Casi mil millones de personas. Más de veinte Españas. Más de lo imaginable. Son los hambrientos del mundo, que supura por los excesos de unos pocos y por las carencias de otros muchos. La muerte convertida en datos por un nuevo informe de la ONU. La cruda realidad enfriada por la estadística.
Casi mil millones de almas encerradas en cuerpos a medio gas rumian la comida que no tienen, encarceladas en sus propios huesos. Casi dos mil millones de ojos hundidos mirando hacia la nada para no pensar en la nada de sus estómagos. Casi inconcebible. Un espectáculo digno de otros tiempos, propio de plagas bíblicas, de guerras mundiales o pestes bubónicas. Y, mientras tanto, Europa fabricando bolsas biodegradables con patatas, manejando con usura el grifo de la agricultura, con cuotas, con límites concertados, con tijeras manejadas con saña. Europa y Estados Unidos. Como los músicos que siguen tocando en cubierta mientras se hunde el Titanic .
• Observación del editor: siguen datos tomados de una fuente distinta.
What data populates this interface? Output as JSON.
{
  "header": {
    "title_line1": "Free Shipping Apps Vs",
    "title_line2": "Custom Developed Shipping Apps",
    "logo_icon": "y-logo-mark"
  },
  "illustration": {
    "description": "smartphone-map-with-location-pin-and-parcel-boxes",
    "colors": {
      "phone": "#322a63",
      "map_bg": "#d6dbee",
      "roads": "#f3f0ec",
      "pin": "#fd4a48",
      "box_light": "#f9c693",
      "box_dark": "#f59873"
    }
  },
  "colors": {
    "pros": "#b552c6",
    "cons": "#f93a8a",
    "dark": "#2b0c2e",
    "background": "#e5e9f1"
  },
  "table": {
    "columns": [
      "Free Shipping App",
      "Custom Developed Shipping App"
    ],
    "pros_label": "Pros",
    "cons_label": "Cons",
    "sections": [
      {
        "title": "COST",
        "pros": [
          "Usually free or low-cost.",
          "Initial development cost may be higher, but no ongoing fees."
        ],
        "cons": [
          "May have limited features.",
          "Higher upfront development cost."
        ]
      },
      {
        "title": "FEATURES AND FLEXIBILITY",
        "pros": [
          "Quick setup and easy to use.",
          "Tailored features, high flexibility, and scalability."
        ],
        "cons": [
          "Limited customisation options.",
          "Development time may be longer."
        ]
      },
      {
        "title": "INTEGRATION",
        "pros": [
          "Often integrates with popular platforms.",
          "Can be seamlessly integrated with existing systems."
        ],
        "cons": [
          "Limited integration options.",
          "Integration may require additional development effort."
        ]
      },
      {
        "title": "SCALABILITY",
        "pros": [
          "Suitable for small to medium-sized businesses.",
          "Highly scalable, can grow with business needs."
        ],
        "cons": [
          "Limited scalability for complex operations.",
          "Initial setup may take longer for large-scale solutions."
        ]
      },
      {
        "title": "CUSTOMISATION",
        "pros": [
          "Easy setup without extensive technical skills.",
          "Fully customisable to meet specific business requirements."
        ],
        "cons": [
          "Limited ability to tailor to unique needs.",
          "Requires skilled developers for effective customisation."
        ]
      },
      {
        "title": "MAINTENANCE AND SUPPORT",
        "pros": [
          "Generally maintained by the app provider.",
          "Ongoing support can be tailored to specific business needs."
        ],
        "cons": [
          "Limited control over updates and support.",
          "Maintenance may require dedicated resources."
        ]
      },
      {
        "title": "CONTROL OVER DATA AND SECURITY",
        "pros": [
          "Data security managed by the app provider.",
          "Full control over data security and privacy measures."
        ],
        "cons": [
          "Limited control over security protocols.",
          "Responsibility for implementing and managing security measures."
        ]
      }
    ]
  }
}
Pero hay tantas batallas abiertas, tantas causas que necesitan un grito, tantos desamparados necesitados de justicia... Por eso en la Marsella multirracial de Zinedine Zidane, en la avanzada Francia, 40.000 personas lucieron ayer camisetas exigiendo la libertad para Santos Mirasierra. Se movilizaron por el seguidor del Olympique que, después de lanzarle una silla a un policía a la cabeza en Madrid, se definió como un ultra, no como un delincuente. En ese momento de extrema solidaridad marsellesa al estilo de Casablanca , de completa unión de miles de personas en una sola voz, de luminoso amanecer de las conciencias futboleras, el pobre e indefenso Santos, al que suponían atrapado en las temibles fauces del sistema judicial español, ya hacía un buen rato que disfrutaba de la libertad provisional. Santos. Orondo. Sonriente. Ufano. Como tantos. Como tantos tan diferentes de los casi mil millones. Tan distantes en el mundo. Mil y uno.